England’s seventeenth-century empire is generally conceived as one of trade and global exchange rather than territorial conquest. Yet every English colonial settlement was fortified in earth, timber, and stone—physical inscriptions of spatial power. This talk will interrogate this seeming incongruity. Drawing on examples from North Africa, Ireland, and the Americas, it centers fortifications as an essential architecture of empire and reveals how defensive infrastructural projects effected increasing English state control over colonized spaces, even before the establishment of explicit imperial policies. Fortifying colonial sites required new managerial institutions and processes, which in turn facilitated further territorial expansion across the globe. Ultimately, the paper contends that tracing the deliberate and unrelenting material work of empire building forces a reconsideration of both the history of the First British Empire and architecture’s profound role in the construction of imperial power.

Bio

Hannah Kaemmer is a PhD candidate in the History and Theory of Architecture at Harvard University.
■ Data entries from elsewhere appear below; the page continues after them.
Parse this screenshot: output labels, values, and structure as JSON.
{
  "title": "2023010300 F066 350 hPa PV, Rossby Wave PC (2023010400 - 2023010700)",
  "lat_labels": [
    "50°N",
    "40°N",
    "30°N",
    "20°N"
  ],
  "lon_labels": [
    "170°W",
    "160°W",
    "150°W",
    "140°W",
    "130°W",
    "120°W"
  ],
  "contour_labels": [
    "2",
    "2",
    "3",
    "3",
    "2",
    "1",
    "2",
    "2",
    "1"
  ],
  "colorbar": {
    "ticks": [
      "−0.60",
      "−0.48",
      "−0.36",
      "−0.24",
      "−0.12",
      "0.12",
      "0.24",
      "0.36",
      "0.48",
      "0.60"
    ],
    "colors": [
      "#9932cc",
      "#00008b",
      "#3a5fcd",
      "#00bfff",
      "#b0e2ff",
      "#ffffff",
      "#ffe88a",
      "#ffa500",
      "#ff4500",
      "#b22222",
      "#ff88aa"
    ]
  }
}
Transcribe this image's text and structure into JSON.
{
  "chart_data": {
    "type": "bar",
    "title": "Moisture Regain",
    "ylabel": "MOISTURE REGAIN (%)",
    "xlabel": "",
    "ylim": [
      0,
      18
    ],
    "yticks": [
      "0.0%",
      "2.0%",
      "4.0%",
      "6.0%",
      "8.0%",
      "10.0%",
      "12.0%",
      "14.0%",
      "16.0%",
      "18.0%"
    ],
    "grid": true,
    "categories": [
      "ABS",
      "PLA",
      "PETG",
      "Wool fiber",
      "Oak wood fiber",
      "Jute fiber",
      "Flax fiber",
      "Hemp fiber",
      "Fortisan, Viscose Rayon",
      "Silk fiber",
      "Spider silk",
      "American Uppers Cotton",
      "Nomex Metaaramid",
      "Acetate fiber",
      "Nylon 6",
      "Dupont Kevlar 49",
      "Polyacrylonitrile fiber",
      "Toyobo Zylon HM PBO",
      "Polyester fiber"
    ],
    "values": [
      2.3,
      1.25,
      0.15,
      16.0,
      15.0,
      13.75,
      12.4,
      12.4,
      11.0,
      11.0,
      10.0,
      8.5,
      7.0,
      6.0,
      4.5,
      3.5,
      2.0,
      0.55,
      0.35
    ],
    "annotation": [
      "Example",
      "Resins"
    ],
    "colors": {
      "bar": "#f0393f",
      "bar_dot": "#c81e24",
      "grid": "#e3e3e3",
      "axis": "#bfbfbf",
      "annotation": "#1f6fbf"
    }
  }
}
Her research focuses on built environments of empire and the intersection of science and architecture in the early modern period. Her dissertation project considers the relationship between engineering and empire building in seventeenth-century England. She has an article forthcoming (June 2023) in Nuncius on the relationship between architectural and natural philosophical representations in seventeenth-century England; she has also published on houses as spaces of control in Post-Medieval Archaeology.